Beitrag von §11 » Dienstag 12. Januar 2021, 17:28

hkpdererste hat geschrieben:
Dienstag 12. Januar 2021, 17:03
Leute so langsam versteh ich's nicht mehr. Wenn die nächste HBCon ansteht wird kreuzbrav jeder halbe Liter angemeldet und Ordnerweise Zettelwirtschaft betrieben, weil der Zoll da vor Ort, genauso ohne Rechtsgrundlage es eben so einfordert und man absolut nix falsch machen will. Jeder neue Forenteilnehmer wird minimum 3x darauf hingewiesen, dass er sich auch ja anmelden muss und wenn bei der alljährlichen relativ sinnfreien Wiederholung dann das Geburtsdatum mit angegeben werden soll ist dann plötzlich das Limit erreicht und es wird wieder zum Hickhack geraten.
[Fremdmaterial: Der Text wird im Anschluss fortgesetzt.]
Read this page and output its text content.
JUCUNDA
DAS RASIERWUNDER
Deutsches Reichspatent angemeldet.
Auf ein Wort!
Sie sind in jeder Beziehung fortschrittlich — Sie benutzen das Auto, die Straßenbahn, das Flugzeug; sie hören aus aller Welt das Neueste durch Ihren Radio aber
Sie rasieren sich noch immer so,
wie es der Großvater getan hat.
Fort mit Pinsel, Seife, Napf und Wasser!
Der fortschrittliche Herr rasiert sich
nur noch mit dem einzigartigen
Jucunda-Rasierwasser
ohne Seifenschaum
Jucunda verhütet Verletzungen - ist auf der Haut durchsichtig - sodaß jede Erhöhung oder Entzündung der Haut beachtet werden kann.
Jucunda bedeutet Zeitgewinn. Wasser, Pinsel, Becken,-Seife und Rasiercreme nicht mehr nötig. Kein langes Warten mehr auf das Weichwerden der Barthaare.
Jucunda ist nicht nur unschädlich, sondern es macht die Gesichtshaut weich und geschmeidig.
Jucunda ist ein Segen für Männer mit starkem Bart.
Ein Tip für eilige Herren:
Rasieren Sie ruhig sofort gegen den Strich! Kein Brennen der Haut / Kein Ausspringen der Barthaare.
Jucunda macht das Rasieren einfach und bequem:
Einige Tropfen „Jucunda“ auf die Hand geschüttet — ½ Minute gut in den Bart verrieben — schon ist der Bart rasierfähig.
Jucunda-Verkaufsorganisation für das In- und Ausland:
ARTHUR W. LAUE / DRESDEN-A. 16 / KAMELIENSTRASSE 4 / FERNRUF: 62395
Das kann doch unmöglich euer Ernst sein. :Waa :Mad2 :Mad2
Dem ist nicht ganz so. Es handelt sich hier allerdings um zwei paar Schuhe. Was hier zur Diskussion steht ist das Vorgehen bei der Meldung der Bierherstellung an den Zoll und das Vorgehen bei der Überschreitung der Freimenge von 2hl.

Bei der HBCon, und im Grunde bei allen anderen Veranstalltungen, geht es um die Auslegung dieses Teils:
Nach § 29 Abs. 2 BierStG i.V.m. § 41 Abs. 1 Satz 1 Biersteuerverordnung (BierStV) ist Bier, das von Haus- und Hobbybrauern in ihren Haushalten ausschließlich zum eigenen Verbrauch hergestellt und nicht verkauft wird, bis zu einer Menge von 2 hl je Kalenderjahr von der Steuier befreit.
Die deutsche Zollverwaltung sieht den Punkt des "eigenen Verbrauchs" sehr eng (die EU sieht das wesentlich weiter gefasst).

Auch ist dein Eindruck wir, als Veranstallter der HBCon, nehmen das einfach so hin, nicht ganz richtig. Im Hintergrund haben wir im Juni 2019 in einem Eilverfahren erstmals Rückendeckung durch das FG Düsseldorf bekommen, das ernstliche Zweifel anmeldet das der § 41 Abs. 1 Satz 1 BierStV mit dem Unionsrecht (Art. 6 der Richtlinie 92/83/EWG) vereinbar ist.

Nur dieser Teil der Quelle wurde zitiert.